世界を揺るがす米中貿易摩擦の渦中にありながら、日本のハイテク産業の雄、東京エレクトロンは極めて強気な姿勢を崩していません。同社の常石哲男会長は2019年12月1日までの取材に対し、半導体市場の先行きについて非常に前向きな展望を語ってくださいました。足元の業績こそ一時的な調整局面にあるものの、次なる飛躍の足音は確実に近づいているようです。
2020年3月期は、売上高が前の期に比べて1割強、純利益は3割強も減少するという厳しい見通しが立っています。しかし常石会長は、2021年3月期の前半には業績が本格的な回復軌道に乗ると確信しています。SNS上では「半導体の底打ちは近いのか」「やはり日本メーカーの技術力に期待したい」といった、投資家や技術ファンからの熱い視線が注がれています。
5G普及とデータセンターが牽引する「演算処理用半導体」の未来
今回の回復シナリオの主役となるのは、スマホやPCの頭脳にあたる「演算処理用半導体(ロジック半導体)」と、情報を記憶する「メモリー半導体」の両輪です。特に次世代通信規格である「5G」の商用化が進むことで、膨大なデータを高速で処理する必要が生じます。これに伴い、データセンターへの設備投資が再び活発化することは、業界にとって大きな追い風となるでしょう。
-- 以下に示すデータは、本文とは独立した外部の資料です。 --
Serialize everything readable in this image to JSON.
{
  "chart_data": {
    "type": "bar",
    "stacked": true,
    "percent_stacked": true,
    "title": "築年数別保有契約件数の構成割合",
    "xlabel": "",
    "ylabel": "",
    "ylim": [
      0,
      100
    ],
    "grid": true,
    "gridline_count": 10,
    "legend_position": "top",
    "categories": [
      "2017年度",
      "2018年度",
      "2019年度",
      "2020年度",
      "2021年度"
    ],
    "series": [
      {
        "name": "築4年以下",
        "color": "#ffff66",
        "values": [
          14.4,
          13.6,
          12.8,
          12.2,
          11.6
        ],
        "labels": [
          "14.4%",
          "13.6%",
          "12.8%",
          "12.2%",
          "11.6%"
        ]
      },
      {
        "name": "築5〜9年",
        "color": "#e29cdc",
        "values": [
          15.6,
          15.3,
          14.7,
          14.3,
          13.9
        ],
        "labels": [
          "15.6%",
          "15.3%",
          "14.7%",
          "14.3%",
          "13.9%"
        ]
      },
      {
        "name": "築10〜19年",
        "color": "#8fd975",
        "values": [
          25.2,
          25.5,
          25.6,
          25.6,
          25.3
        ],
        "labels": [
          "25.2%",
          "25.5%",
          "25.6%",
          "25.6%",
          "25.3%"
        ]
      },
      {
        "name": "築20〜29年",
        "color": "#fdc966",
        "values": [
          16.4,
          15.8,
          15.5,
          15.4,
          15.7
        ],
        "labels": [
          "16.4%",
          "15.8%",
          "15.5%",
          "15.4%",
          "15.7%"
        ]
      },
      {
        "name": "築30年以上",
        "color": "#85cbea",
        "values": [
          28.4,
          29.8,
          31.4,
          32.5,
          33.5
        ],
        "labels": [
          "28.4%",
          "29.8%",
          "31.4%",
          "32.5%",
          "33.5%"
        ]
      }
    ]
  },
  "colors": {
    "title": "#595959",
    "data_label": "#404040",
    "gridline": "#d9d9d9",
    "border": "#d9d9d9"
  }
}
常石会長は、かつての空前絶後の好景気だった2018年の水準にメモリー需要が戻るには、まだ2、3年はかかると冷静に分析しています。しかし、それを補って余りあるのが中国市場の底力です。中国の半導体メーカーは、世界的な市況の変動に左右されることなく、国策として猛烈な勢いで投資を継続しており、これが東京エレクトロンの装置需要を強力に支えています。
米中摩擦を跳ね返す「技術力」という最強の武器
多くの企業が米中貿易摩擦の長期化を懸念していますが、常石会長の視座は一段高いところにあります。摩擦そのものが半導体需要の本質的な成長を止めることはないと断言されました。世界が必要とする半導体の総量が増え続ける限り、どこかの国で誰かが必ず投資を行うからです。重要なのは、どこの国のメーカーも欲しがる「世界トップレベルの製造装置」を作り続けることです。
私は、この「技術こそが地政学リスクを超える」という確固たる信念に深く感銘を受けました。政治的な対立を嘆くのではなく、圧倒的な製品力で中国市場においても米国の競合他社に競り勝とうとする姿勢こそ、日本企業が目指すべき理想像ではないでしょうか。同社は中期経営計画で掲げる売上高1兆5000億円を通過点とし、さらにその先の2兆円という巨大な目標を見据えています。
今後、中国向け売上高の比率はさらに高まっていくと予想されます。半導体はもはや産業のコメを超えた「戦略物資」ですが、その製造に不可欠な装置を握る東京エレクトロンの存在感は、2021年に向けてさらに増していくに違いありません。時代の変化を恐れず、王道の成長戦略を突き進む同社の動向から、これからも目が離せません。